= Mieszko Mieszkowic =

10th-century House of Piast Polish prince

Mieszko Mieszkowic (979/984 – aft. 992/95), was a Polish prince, and a member of the House of Piast.

He was the second son of Mieszko I of Poland, but eldest born from Mieszko's second marriage to Oda, daughter of Dietrich of Haldensleben, Margrave of the North March.

==Life==
Little is known about his first years of life. Mieszko's first appearance is in the document "Dagome iudex" (ca. 991/92), along with his parents and brother Lambert. The purpose of the document was to protect Mieszko's and Lambert's inheritance from their older half-brother Bolesław I the Brave, who isn't named there. After Mieszko I's death (25 May 992), a war began between Bolesław I and his half-brothers.
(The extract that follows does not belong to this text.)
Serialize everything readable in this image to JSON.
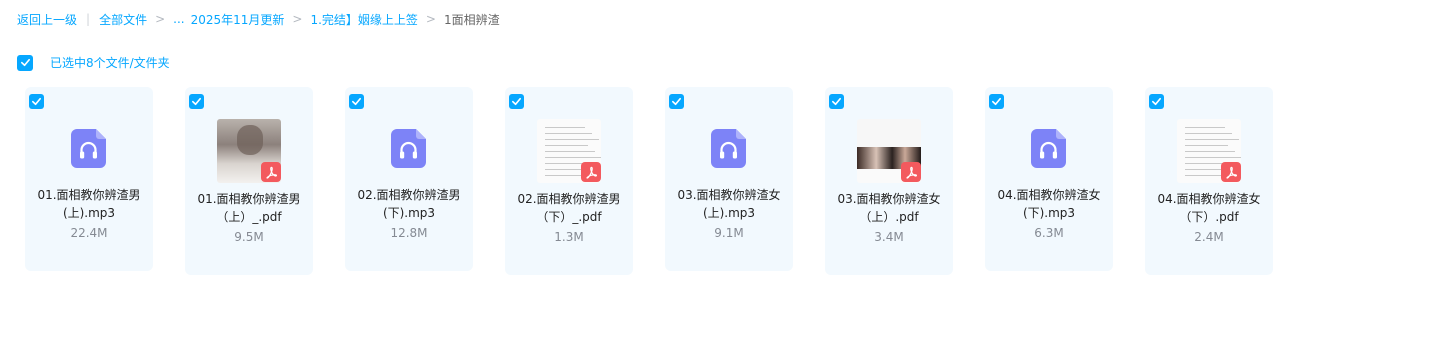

There is disagreement among historians as to the course of the conflict; the struggle may have lasted only a few weeks or may have only finished in 995.

In the end, Bolesław I took control over all the territories of his father and expelled his stepmother and half-brothers from Poland to Germany. Mieszko's further fate is unknown, but in 1032 a certain Dytryk (son of either Mieszko or his brother Lambert) returned to Poland and took control over part of the country after the fall of Mieszko II Lambert. Dytryk's reign was short-lived: in 1033, he was deposed and expelled by Mieszko II, who reunited all Poland.